So after my rant (because, admittedly, that’s what it was, since it never outlined a suggestion for a solution) on the Sauder cheer uproar, a couple of things have happened: an apology was issued by the CUS, the CUS President & Vice-President have resigned, along with the two co-chairs of Frosh, a press conference was held by the Dean of Sauder, and Frosh has officially been cancelled for next year. More importantly, though, executives from the CUS and AMS will receive sensitivity training with the Sexual Assault Support Centre.
Today’s news of the resignations saddens me a little bit, and especially with the announcement that Frosh is cancelled. While I’m not a Sauder alumni, and while I don’t particularly understand the intensity of any Frosh, the news today harms more than we might think:
- Cancelling Frosh is not the answer. Frosh does help bring people out of their shells, and Frosh is a great way to meet new people: there is a sense of camaraderie that Frosh provides. These chants will obviously never be heard of again or recanted; believe it or not, yes, Frosh does have benefits (note: these benefits will never excuse these chants), and Frosh can still exist without these cheers.
- The pressure placed on these student leaders whose comments were made public is IMMENSE. Do you know how much stress anyone goes when they know they’re about to be punished, and they’re left waiting? I do, having gone through a similar ordeal back in high school – and the train of thought running through your mind is deafening.

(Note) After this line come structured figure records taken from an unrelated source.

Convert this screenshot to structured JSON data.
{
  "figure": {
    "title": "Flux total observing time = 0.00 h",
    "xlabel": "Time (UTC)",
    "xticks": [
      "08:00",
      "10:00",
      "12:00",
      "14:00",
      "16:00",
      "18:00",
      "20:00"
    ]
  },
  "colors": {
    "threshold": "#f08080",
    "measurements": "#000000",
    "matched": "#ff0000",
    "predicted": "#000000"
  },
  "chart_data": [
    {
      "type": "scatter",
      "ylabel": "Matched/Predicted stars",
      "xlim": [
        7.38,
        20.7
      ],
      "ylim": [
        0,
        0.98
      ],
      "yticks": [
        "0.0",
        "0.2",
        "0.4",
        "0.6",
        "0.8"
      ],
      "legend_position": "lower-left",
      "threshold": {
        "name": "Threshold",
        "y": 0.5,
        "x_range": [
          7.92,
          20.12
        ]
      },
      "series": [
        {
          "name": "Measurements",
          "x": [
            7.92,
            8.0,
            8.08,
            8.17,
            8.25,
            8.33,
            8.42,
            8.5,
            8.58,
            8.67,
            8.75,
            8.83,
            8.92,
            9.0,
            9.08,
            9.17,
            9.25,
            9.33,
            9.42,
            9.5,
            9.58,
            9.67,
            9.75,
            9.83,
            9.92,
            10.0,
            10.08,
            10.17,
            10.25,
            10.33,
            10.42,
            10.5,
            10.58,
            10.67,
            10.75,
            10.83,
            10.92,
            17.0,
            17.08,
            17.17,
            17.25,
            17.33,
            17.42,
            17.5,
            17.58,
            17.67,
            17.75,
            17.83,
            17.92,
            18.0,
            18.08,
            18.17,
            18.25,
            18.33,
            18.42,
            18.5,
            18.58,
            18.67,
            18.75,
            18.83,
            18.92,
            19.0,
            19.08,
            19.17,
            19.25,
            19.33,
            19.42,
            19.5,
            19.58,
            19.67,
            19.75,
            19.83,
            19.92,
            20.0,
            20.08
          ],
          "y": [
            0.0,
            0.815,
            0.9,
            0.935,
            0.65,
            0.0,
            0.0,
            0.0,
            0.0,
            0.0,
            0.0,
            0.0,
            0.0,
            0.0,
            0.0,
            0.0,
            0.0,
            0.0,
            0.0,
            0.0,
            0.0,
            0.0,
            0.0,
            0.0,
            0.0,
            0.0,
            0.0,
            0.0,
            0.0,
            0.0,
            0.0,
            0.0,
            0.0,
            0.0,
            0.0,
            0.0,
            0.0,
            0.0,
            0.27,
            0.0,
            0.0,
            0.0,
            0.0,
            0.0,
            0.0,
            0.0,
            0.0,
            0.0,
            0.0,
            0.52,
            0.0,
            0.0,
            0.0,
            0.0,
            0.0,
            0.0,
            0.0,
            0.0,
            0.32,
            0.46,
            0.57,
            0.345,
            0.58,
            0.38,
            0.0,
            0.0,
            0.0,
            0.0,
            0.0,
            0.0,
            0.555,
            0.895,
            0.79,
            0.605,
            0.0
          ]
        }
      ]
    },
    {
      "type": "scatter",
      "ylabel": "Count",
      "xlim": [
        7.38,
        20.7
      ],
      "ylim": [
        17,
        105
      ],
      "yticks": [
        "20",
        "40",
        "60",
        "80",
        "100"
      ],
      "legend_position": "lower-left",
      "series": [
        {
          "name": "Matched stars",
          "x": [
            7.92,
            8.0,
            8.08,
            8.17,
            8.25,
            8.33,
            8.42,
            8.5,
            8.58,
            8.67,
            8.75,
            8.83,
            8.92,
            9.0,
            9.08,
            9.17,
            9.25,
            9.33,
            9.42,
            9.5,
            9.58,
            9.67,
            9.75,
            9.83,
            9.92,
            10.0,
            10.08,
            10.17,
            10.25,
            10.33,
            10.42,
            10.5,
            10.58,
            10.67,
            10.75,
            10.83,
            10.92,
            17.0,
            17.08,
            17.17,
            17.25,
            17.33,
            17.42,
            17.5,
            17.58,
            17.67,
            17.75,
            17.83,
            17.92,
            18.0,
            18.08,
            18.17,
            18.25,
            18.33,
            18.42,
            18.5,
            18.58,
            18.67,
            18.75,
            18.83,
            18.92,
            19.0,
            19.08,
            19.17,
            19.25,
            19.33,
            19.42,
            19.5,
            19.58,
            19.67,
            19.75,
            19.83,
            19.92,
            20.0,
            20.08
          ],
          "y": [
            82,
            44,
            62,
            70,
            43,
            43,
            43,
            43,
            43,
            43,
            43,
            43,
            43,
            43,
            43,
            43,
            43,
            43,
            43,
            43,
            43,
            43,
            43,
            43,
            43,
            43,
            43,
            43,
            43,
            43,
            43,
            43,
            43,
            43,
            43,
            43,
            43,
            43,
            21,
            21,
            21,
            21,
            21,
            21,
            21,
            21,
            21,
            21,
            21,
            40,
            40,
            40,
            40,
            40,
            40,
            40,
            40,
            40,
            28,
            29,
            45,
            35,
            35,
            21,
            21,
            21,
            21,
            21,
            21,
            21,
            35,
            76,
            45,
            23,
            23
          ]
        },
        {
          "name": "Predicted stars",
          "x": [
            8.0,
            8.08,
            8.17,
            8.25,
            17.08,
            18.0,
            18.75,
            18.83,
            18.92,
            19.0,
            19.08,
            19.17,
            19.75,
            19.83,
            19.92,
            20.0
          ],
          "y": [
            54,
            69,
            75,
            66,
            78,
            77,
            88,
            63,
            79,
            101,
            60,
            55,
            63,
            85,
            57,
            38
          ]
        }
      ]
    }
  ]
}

Whether these leaders were coerced or they chose to resign on their own, it shows that leaders are placed on this pedestal where failure and mistakes are not options.
- Let students make mistakes. I think it’s safe to say none of the leaders promoted rape culture; they unwittingly reinforced it, but that doesn’t make them monsters. If we continue to punish these leaders, it shows that mistakes are not to be tolerated in any form whatsoever. While there’s nothing anyone can do about reinstating these leaders, it’s unfortunate the general climate has pushed them to make such a decision.
- If a Frosh attended had a problem with anything involved in Frosh, who do they turn to? I’ve been seeing a lot of comments such as “If the first-years felt offended, they should say something!” – well, if going into Frosh, you realize that it’s connected to Sauder AND CUS, you might feel there’s no one you can safely turn towards to complain about the activities. Administration should ensure that if there are any students who feel uncomfortable about any of the activities, that there is an individual that is objective, listen to any complaints and can speak up on the students’ behalf.
We can’t change what happened – but to say “Let’s forget about this” or “This was blown out of proportion” downplays the severity of the problem. People need to understand why the general public reacted the way it did. And to forget this issue so quickly silences even more individuals.
But, importantly, the CUS (finally) apologized & proper training is being done.
We need to show that making mistakes is human.
And, of course, the bigger picture here is that there is a discussion about rape culture & what this term means.
And, notably, as others have written about, UBC’s social student culture is at risk (or at least becoming tamer) – and while, again, that doesn’t excuse inappropriate behaviour, it should be possible to have fun without administration breathing down our necks. To stop the support for Frosh, a popular and fun event, shows how out-of-touch Sauder administration really is about this topic.
The problem of this chant is a wider, greater social issue, and is more complex. (There are also more problems on campus dealing with misogyny that deserved far greater exposure.) Cancelling Frosh doesn’t solve anything. Proper education does. Bring back Frosh next year, and teach a new generation of students that leaders can make mistakes, students can bond without being offensive and that a university can be a liberal, fun yet safe and academically-enriching environment.